She’s known as the “Fastest Woman in Puerto Rico” but just how fast is she, you ask? Well, she currently holds the school record at USC in the 200m and 400m respectively. She’s a two-Olympic champion and a true pioneer in Puerto Rico’s track and field division. As a representative of our country, she’s proved that she will continue to carry the legacy for the “Island of Enchantment.” We sat down for an exclusive interview with the champ herself to discuss what it’s like being in a male-dominated industry, stepping into the music world, and much more!
When did you know you wanted to become a professional runner?
I knew I wanted to be a professional runner while at USC when I ran the second fastest time in the world in the 200m among professionals and I was only a collegiate runner.
You’ve overcome so many obstacles. What do you believe your experiences have taught you?

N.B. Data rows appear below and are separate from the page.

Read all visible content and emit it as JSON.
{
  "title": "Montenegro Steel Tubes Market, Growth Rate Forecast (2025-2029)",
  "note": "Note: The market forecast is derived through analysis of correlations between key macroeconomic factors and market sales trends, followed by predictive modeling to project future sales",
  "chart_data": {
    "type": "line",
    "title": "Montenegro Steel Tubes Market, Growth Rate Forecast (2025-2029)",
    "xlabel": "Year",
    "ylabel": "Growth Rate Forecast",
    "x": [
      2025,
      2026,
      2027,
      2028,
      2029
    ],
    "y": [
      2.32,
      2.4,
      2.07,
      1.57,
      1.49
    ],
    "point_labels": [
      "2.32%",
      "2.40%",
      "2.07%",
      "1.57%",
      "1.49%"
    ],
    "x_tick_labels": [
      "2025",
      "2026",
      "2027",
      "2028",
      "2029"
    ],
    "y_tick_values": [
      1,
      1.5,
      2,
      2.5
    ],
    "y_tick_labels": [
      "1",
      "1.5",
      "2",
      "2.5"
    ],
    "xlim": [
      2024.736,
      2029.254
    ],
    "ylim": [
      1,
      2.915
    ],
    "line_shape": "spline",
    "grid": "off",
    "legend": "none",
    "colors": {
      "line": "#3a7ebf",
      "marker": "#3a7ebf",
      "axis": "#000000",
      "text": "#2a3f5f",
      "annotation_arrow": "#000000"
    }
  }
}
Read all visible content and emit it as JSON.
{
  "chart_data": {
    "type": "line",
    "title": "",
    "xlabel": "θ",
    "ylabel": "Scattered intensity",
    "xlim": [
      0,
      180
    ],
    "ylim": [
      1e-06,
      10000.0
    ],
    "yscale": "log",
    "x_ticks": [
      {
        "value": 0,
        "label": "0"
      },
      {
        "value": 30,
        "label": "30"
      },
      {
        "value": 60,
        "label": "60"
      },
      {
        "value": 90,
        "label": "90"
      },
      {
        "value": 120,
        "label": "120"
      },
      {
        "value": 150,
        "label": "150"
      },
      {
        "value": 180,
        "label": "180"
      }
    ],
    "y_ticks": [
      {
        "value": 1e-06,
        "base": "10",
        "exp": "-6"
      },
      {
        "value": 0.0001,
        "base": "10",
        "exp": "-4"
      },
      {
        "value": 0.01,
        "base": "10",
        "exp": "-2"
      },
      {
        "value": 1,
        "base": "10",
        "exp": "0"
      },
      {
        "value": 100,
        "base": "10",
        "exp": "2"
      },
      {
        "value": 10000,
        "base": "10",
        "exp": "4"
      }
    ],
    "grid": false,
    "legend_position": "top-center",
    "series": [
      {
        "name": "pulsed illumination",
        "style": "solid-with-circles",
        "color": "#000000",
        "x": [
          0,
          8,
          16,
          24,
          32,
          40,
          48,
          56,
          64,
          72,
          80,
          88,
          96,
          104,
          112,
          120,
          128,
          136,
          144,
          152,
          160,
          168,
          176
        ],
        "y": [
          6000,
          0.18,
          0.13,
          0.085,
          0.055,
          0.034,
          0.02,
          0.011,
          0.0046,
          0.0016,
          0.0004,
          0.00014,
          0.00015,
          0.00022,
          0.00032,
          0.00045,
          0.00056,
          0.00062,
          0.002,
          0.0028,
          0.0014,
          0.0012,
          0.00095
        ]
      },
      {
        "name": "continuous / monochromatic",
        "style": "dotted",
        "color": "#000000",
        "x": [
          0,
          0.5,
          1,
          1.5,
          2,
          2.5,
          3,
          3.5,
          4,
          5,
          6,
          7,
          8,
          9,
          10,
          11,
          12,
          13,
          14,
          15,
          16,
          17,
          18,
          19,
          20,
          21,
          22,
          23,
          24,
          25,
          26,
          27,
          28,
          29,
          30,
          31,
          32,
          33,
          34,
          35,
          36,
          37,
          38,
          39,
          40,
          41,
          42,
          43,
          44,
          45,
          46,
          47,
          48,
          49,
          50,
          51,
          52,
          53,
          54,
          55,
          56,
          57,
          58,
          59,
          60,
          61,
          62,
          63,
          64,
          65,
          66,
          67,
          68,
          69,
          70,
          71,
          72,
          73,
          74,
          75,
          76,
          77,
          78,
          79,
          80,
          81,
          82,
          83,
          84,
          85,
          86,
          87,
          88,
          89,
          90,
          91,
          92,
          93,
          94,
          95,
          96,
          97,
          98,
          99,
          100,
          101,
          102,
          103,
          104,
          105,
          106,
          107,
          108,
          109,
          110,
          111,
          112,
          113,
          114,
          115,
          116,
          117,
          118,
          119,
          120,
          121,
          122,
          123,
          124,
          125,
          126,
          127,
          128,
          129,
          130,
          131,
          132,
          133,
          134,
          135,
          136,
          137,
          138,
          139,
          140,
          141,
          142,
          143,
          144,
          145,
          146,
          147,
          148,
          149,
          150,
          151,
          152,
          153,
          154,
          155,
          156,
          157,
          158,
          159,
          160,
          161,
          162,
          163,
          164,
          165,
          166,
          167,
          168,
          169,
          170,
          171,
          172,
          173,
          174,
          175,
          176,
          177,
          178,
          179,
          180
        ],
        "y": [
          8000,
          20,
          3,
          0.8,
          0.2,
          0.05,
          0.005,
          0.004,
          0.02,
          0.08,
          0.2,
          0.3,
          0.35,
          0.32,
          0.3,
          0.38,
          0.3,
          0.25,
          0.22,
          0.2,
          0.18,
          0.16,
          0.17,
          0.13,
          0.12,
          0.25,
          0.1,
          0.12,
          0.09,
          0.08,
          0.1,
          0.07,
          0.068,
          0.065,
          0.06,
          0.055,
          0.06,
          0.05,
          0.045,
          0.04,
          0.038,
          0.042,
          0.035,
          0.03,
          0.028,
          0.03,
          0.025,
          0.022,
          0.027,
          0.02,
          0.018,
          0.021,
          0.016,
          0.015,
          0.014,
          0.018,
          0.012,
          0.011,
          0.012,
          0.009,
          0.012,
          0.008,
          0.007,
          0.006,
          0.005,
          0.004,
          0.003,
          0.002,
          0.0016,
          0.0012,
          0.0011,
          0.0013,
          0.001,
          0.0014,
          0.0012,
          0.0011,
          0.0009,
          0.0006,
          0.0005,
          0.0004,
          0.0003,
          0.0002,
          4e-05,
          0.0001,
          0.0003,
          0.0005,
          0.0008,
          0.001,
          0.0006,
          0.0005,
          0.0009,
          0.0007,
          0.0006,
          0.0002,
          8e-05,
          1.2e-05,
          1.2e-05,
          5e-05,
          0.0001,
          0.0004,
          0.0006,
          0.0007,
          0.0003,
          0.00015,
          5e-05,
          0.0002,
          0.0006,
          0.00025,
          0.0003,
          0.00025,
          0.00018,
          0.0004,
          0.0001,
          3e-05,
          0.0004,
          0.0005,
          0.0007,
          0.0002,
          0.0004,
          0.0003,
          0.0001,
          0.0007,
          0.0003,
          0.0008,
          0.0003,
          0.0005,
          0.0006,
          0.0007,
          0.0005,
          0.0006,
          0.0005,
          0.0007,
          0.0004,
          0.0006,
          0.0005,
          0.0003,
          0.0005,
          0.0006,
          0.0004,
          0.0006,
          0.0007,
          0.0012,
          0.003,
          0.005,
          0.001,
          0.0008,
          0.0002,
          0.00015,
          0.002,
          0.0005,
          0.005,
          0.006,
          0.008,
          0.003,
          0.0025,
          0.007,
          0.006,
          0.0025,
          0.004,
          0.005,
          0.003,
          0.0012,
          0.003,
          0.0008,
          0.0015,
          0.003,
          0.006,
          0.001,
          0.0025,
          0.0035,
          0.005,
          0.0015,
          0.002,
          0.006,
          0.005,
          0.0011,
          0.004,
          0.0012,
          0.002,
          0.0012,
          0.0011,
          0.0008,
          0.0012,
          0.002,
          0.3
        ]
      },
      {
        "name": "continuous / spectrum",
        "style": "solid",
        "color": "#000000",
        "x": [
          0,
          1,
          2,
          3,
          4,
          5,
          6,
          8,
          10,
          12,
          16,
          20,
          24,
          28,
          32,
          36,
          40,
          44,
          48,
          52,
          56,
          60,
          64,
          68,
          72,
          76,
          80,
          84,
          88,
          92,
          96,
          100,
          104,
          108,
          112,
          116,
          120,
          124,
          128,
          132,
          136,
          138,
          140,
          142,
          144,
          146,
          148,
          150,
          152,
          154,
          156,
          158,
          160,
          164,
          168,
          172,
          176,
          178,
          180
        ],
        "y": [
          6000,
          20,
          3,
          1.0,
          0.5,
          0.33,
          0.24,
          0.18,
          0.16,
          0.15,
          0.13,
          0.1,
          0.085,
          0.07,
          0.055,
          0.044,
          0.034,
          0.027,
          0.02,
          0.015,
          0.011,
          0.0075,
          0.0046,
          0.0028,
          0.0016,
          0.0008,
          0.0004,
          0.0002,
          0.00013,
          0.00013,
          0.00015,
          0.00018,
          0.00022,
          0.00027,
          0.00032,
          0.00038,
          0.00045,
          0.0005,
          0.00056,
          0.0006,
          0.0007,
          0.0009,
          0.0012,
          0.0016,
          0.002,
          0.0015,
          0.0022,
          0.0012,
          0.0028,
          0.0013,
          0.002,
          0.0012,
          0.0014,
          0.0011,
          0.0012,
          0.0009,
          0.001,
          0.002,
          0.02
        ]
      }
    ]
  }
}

I believe being an athlete showed me how to overcome obstacles because it showed me how to be disciplined, to have patience and to believe in myself which are all key factors that you need when over coming obstacles.
What’s it like being in a male-dominated industry?
Being in a male dominated industry is difficult, however I work hard and stay dedicated and hustle just as hard or even harder then my male peers. I believe as women it is important to lead by example and to inspire other women to enter into male-dominated industries.
What made you want to dip your toes into the world of music?
I’ve always been a musician at heart as a kid I played clarinet and piano in marching, symphonic and jazz bands. I always wrote music and danced at home, so crossing over into the music work came very natural to me.
What can we expect to see from you in the years to come?
You can expect to see me doing something that’s never been done before. I want to be the first female Olympian and recording artist to merge the world of sports and music together.